Тёмный путь — страница 62 из 109

Я не дал ей кончить…

– Неужели вы можете обо мне так думать, княжна? – вскричал я.

Я сложил руки. Я хотел сказать: «Вы не знаете, как вы мне дороги…» И только сказал:

– Вы меня жестоко обижаете!

Она быстро протянула ко мне руку.

LX

– Простите! Я пошутила… – сказала она, а я схватил протянутую руку, крепко пожал… И затем, сам не зная как, прильнул к ней губами. При этом я невольно почувствовал, как слезы у меня задрожали в горле.

Она выдернула руку и спрятала ее под подушку.

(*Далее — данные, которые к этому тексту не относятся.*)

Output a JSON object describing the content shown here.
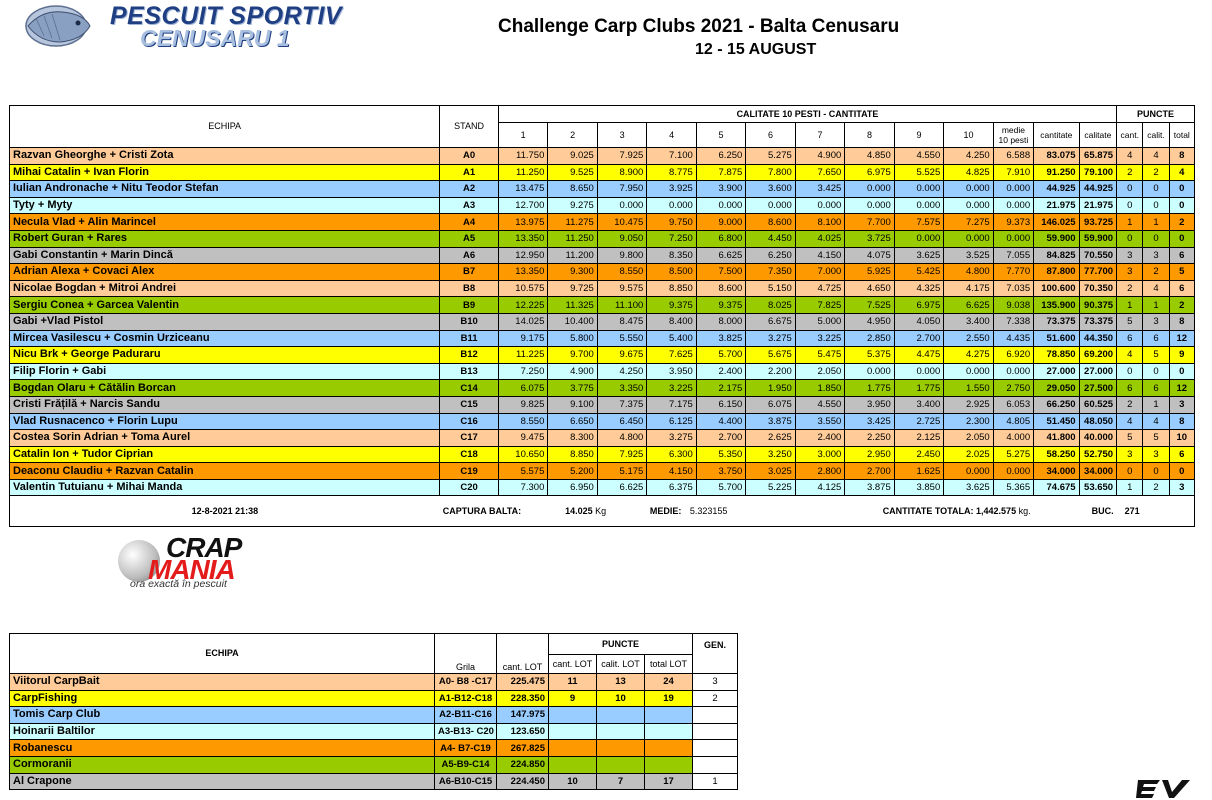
{
  "logo": {
    "line1": "PESCUIT SPORTIV",
    "line2": "CENUSARU 1"
  },
  "header": {
    "title": "Challenge Carp Clubs 2021 - Balta Cenusaru",
    "dates": "12 - 15 AUGUST"
  },
  "main_table": {
    "headers": {
      "echipa": "ECHIPA",
      "stand": "STAND",
      "calitate_group": "CALITATE 10 PESTI - CANTITATE",
      "puncte_group": "PUNCTE",
      "fish_cols": [
        "1",
        "2",
        "3",
        "4",
        "5",
        "6",
        "7",
        "8",
        "9",
        "10"
      ],
      "medie": "medie 10 pesti",
      "cantitate": "cantitate",
      "calitate": "calitate",
      "cant": "cant.",
      "calit": "calit.",
      "total": "total"
    },
    "rows": [
      {
        "name": "Razvan Gheorghe + Cristi Zota",
        "stand": "A0",
        "color": "peach",
        "f": [
          "11.750",
          "9.025",
          "7.925",
          "7.100",
          "6.250",
          "5.275",
          "4.900",
          "4.850",
          "4.550",
          "4.250"
        ],
        "medie": "6.588",
        "cantitate": "83.075",
        "calitate": "65.875",
        "cant": "4",
        "calit": "4",
        "total": "8"
      },
      {
        "name": "Mihai Catalin + Ivan Florin",
        "stand": "A1",
        "color": "yellow",
        "f": [
          "11.250",
          "9.525",
          "8.900",
          "8.775",
          "7.875",
          "7.800",
          "7.650",
          "6.975",
          "5.525",
          "4.825"
        ],
        "medie": "7.910",
        "cantitate": "91.250",
        "calitate": "79.100",
        "cant": "2",
        "calit": "2",
        "total": "4"
      },
      {
        "name": "Iulian Andronache + Nitu Teodor Stefan",
        "stand": "A2",
        "color": "blue",
        "f": [
          "13.475",
          "8.650",
          "7.950",
          "3.925",
          "3.900",
          "3.600",
          "3.425",
          "0.000",
          "0.000",
          "0.000"
        ],
        "medie": "0.000",
        "cantitate": "44.925",
        "calitate": "44.925",
        "cant": "0",
        "calit": "0",
        "total": "0"
      },
      {
        "name": "Tyty + Myty",
        "stand": "A3",
        "color": "cyan",
        "f": [
          "12.700",
          "9.275",
          "0.000",
          "0.000",
          "0.000",
          "0.000",
          "0.000",
          "0.000",
          "0.000",
          "0.000"
        ],
        "medie": "0.000",
        "cantitate": "21.975",
        "calitate": "21.975",
        "cant": "0",
        "calit": "0",
        "total": "0"
      },
      {
        "name": "Necula Vlad + Alin Marincel",
        "stand": "A4",
        "color": "orange",
        "f": [
          "13.975",
          "11.275",
          "10.475",
          "9.750",
          "9.000",
          "8.600",
          "8.100",
          "7.700",
          "7.575",
          "7.275"
        ],
        "medie": "9.373",
        "cantitate": "146.025",
        "calitate": "93.725",
        "cant": "1",
        "calit": "1",
        "total": "2"
      },
      {
        "name": "Robert Guran + Rares",
        "stand": "A5",
        "color": "green",
        "f": [
          "13.350",
          "11.250",
          "9.050",
          "7.250",
          "6.800",
          "4.450",
          "4.025",
          "3.725",
          "0.000",
          "0.000"
        ],
        "medie": "0.000",
        "cantitate": "59.900",
        "calitate": "59.900",
        "cant": "0",
        "calit": "0",
        "total": "0"
      },
      {
        "name": "Gabi Constantin + Marin Dincă",
        "stand": "A6",
        "color": "gray",
        "f": [
          "12.950",
          "11.200",
          "9.800",
          "8.350",
          "6.625",
          "6.250",
          "4.150",
          "4.075",
          "3.625",
          "3.525"
        ],
        "medie": "7.055",
        "cantitate": "84.825",
        "calitate": "70.550",
        "cant": "3",
        "calit": "3",
        "total": "6"
      },
      {
        "name": "Adrian Alexa + Covaci Alex",
        "stand": "B7",
        "color": "orange",
        "f": [
          "13.350",
          "9.300",
          "8.550",
          "8.500",
          "7.500",
          "7.350",
          "7.000",
          "5.925",
          "5.425",
          "4.800"
        ],
        "medie": "7.770",
        "cantitate": "87.800",
        "calitate": "77.700",
        "cant": "3",
        "calit": "2",
        "total": "5"
      },
      {
        "name": "Nicolae Bogdan + Mitroi Andrei",
        "stand": "B8",
        "color": "peach",
        "f": [
          "10.575",
          "9.725",
          "9.575",
          "8.850",
          "8.600",
          "5.150",
          "4.725",
          "4.650",
          "4.325",
          "4.175"
        ],
        "medie": "7.035",
        "cantitate": "100.600",
        "calitate": "70.350",
        "cant": "2",
        "calit": "4",
        "total": "6"
      },
      {
        "name": "Sergiu Conea + Garcea Valentin",
        "stand": "B9",
        "color": "green",
        "f": [
          "12.225",
          "11.325",
          "11.100",
          "9.375",
          "9.375",
          "8.025",
          "7.825",
          "7.525",
          "6.975",
          "6.625"
        ],
        "medie": "9.038",
        "cantitate": "135.900",
        "calitate": "90.375",
        "cant": "1",
        "calit": "1",
        "total": "2"
      },
      {
        "name": "Gabi +Vlad Pistol",
        "stand": "B10",
        "color": "gray",
        "f": [
          "14.025",
          "10.400",
          "8.475",
          "8.400",
          "8.000",
          "6.675",
          "5.000",
          "4.950",
          "4.050",
          "3.400"
        ],
        "medie": "7.338",
        "cantitate": "73.375",
        "calitate": "73.375",
        "cant": "5",
        "calit": "3",
        "total": "8"
      },
      {
        "name": "Mircea Vasilescu + Cosmin Urziceanu",
        "stand": "B11",
        "color": "blue",
        "f": [
          "9.175",
          "5.800",
          "5.550",
          "5.400",
          "3.825",
          "3.275",
          "3.225",
          "2.850",
          "2.700",
          "2.550"
        ],
        "medie": "4.435",
        "cantitate": "51.600",
        "calitate": "44.350",
        "cant": "6",
        "calit": "6",
        "total": "12"
      },
      {
        "name": "Nicu Brk + George Paduraru",
        "stand": "B12",
        "color": "yellow",
        "f": [
          "11.225",
          "9.700",
          "9.675",
          "7.625",
          "5.700",
          "5.675",
          "5.475",
          "5.375",
          "4.475",
          "4.275"
        ],
        "medie": "6.920",
        "cantitate": "78.850",
        "calitate": "69.200",
        "cant": "4",
        "calit": "5",
        "total": "9"
      },
      {
        "name": "Filip Florin + Gabi",
        "stand": "B13",
        "color": "cyan",
        "f": [
          "7.250",
          "4.900",
          "4.250",
          "3.950",
          "2.400",
          "2.200",
          "2.050",
          "0.000",
          "0.000",
          "0.000"
        ],
        "medie": "0.000",
        "cantitate": "27.000",
        "calitate": "27.000",
        "cant": "0",
        "calit": "0",
        "total": "0"
      },
      {
        "name": "Bogdan Olaru + Cătălin Borcan",
        "stand": "C14",
        "color": "green",
        "f": [
          "6.075",
          "3.775",
          "3.350",
          "3.225",
          "2.175",
          "1.950",
          "1.850",
          "1.775",
          "1.775",
          "1.550"
        ],
        "medie": "2.750",
        "cantitate": "29.050",
        "calitate": "27.500",
        "cant": "6",
        "calit": "6",
        "total": "12"
      },
      {
        "name": "Cristi Frățilă + Narcis Sandu",
        "stand": "C15",
        "color": "gray",
        "f": [
          "9.825",
          "9.100",
          "7.375",
          "7.175",
          "6.150",
          "6.075",
          "4.550",
          "3.950",
          "3.400",
          "2.925"
        ],
        "medie": "6.053",
        "cantitate": "66.250",
        "calitate": "60.525",
        "cant": "2",
        "calit": "1",
        "total": "3"
      },
      {
        "name": "Vlad Rusnacenco + Florin Lupu",
        "stand": "C16",
        "color": "blue",
        "f": [
          "8.550",
          "6.650",
          "6.450",
          "6.125",
          "4.400",
          "3.875",
          "3.550",
          "3.425",
          "2.725",
          "2.300"
        ],
        "medie": "4.805",
        "cantitate": "51.450",
        "calitate": "48.050",
        "cant": "4",
        "calit": "4",
        "total": "8"
      },
      {
        "name": "Costea Sorin Adrian + Toma Aurel",
        "stand": "C17",
        "color": "peach",
        "f": [
          "9.475",
          "8.300",
          "4.800",
          "3.275",
          "2.700",
          "2.625",
          "2.400",
          "2.250",
          "2.125",
          "2.050"
        ],
        "medie": "4.000",
        "cantitate": "41.800",
        "calitate": "40.000",
        "cant": "5",
        "calit": "5",
        "total": "10"
      },
      {
        "name": "Catalin Ion + Tudor Ciprian",
        "stand": "C18",
        "color": "yellow",
        "f": [
          "10.650",
          "8.850",
          "7.925",
          "6.300",
          "5.350",
          "3.250",
          "3.000",
          "2.950",
          "2.450",
          "2.025"
        ],
        "medie": "5.275",
        "cantitate": "58.250",
        "calitate": "52.750",
        "cant": "3",
        "calit": "3",
        "total": "6"
      },
      {
        "name": "Deaconu Claudiu + Razvan Catalin",
        "stand": "C19",
        "color": "orange",
        "f": [
          "5.575",
          "5.200",
          "5.175",
          "4.150",
          "3.750",
          "3.025",
          "2.800",
          "2.700",
          "1.625",
          "0.000"
        ],
        "medie": "0.000",
        "cantitate": "34.000",
        "calitate": "34.000",
        "cant": "0",
        "calit": "0",
        "total": "0"
      },
      {
        "name": "Valentin Tutuianu + Mihai Manda",
        "stand": "C20",
        "color": "cyan",
        "f": [
          "7.300",
          "6.950",
          "6.625",
          "6.375",
          "5.700",
          "5.225",
          "4.125",
          "3.875",
          "3.850",
          "3.625"
        ],
        "medie": "5.365",
        "cantitate": "74.675",
        "calitate": "53.650",
        "cant": "1",
        "calit": "2",
        "total": "3"
      }
    ],
    "footer": {
      "datetime": "12-8-2021 21:38",
      "captura_label": "CAPTURA BALTA:",
      "captura_value": "14.025",
      "captura_unit": "Kg",
      "medie_label": "MEDIE:",
      "medie_value": "5.323155",
      "total_label": "CANTITATE TOTALA:",
      "total_value": "1,442.575",
      "total_unit": "kg.",
      "buc_label": "BUC.",
      "buc_value": "271"
    }
  },
  "crapmania": {
    "w1": "CRAP",
    "w2": "MANIA",
    "tagline": "ora exactă în pescuit"
  },
  "team_table": {
    "headers": {
      "echipa": "ECHIPA",
      "grila": "Grila",
      "cant_lot": "cant. LOT",
      "puncte": "PUNCTE",
      "p_cant": "cant. LOT",
      "p_calit": "calit. LOT",
      "p_total": "total LOT",
      "gen": "GEN."
    },
    "rows": [
      {
        "name": "Viitorul CarpBait",
        "grila": "A0- B8 -C17",
        "cant": "225.475",
        "pc": "11",
        "pq": "13",
        "pt": "24",
        "gen": "3",
        "color": "peach"
      },
      {
        "name": "CarpFishing",
        "grila": "A1-B12-C18",
        "cant": "228.350",
        "pc": "9",
        "pq": "10",
        "pt": "19",
        "gen": "2",
        "color": "yellow"
      },
      {
        "name": "Tomis Carp Club",
        "grila": "A2-B11-C16",
        "cant": "147.975",
        "pc": "",
        "pq": "",
        "pt": "",
        "gen": "",
        "color": "blue"
      },
      {
        "name": "Hoinarii Baltilor",
        "grila": "A3-B13- C20",
        "cant": "123.650",
        "pc": "",
        "pq": "",
        "pt": "",
        "gen": "",
        "color": "cyan"
      },
      {
        "name": "Robanescu",
        "grila": "A4- B7-C19",
        "cant": "267.825",
        "pc": "",
        "pq": "",
        "pt": "",
        "gen": "",
        "color": "orange"
      },
      {
        "name": "Cormoranii",
        "grila": "A5-B9-C14",
        "cant": "224.850",
        "pc": "",
        "pq": "",
        "pt": "",
        "gen": "",
        "color": "green"
      },
      {
        "name": "Al Crapone",
        "grila": "A6-B10-C15",
        "cant": "224.450",
        "pc": "10",
        "pq": "7",
        "pt": "17",
        "gen": "1",
        "color": "gray"
      }
    ]
  }
}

– Я знаю, – снова заговорила она тихо, – что я никому не нужна, что жизнь моя в тягость, и не мне одной…

– Это ты напрасно говоришь, ты грешишь, – резко вмешалась тетка. – Если бы ты выздоровела… поправилась бы, ты могла бы быть многим полезна, а теперь только дорога… вам.

– И я тоже думаю, – прибавил я с убеждением.

– И вы тоже? – переспросила она, прямо уставив в меня свои засиявшие глаза. На щеках у нее выступил румянец пятнами, грудь слегка заволновалась.

– О да! И я также… – прибавил я.

– Благодарю!.. – сказала она грустно и неопределенно и прилегла на подушки – как будто под наплывом радостного довольства собой. Она то закрывала, то снова открывала глаза, щурилась и улыбалась. Она походила на кокетливого ребенка, которому хорошо, приютно на солнце, греющем его, с такой лаской.

И вдруг она поднялась. Оправила быстро пуховую шаль, которой была закутана… улыбка исчезла, румянец также. Ее лицо опять стало бледным и грустно угрюмым.

– Опять игрушки, увлечение!.. – проговорила она шепотом про себя и вдруг резко обратилась к тетке:

– Ma tante, посмотри, пришел ли Ахмед и что лошадь?!

Тетка всплеснула руками.

– Вот!.. Подите вы с ней! Едва держится на ногах, а хочет опять скакать верхом на этой проклятой лошади. Ведь два раза била ее… нет!

– Ma tante, посмотри же! Я тебя прошу. Не то я сама пойду!..

И она поднялась с дивана и пошатнулась.

– Сиди! Сиди! Иду!..

И она ушла.

– Знаете ли, что я вам скажу, – обратилась она ко мне серьезно, когда дверь захлопнулась за теткой. – Я умру через месяц и три недели. – И она пристально, угрюмо посмотрела на меня.

Я пожал плечами.

– Откуда же это вы могли узнать? – спросил я.

– Я не знаю. Какой-то внутренний голос говорит мне. Это мое убеждение.

– Полноте! Поверьте, это только вам так представляется теперь, когда вы еще больны, не оправились. Жизнь и здоровье вернутся, и мрачные мысли исчезнут.

– Я не жалею жизни. Я не боюсь смерти. Я желаю ее. Сколько раз, почти каждый день я ее искала…

– Это просто неудача жизни в вас говорит. Вы не испытали ее радости… Взаимного глубокого чувства…

Она вдруг страшно побледнела, так что я невольно вскочил со стула, но она протянула руку вперед.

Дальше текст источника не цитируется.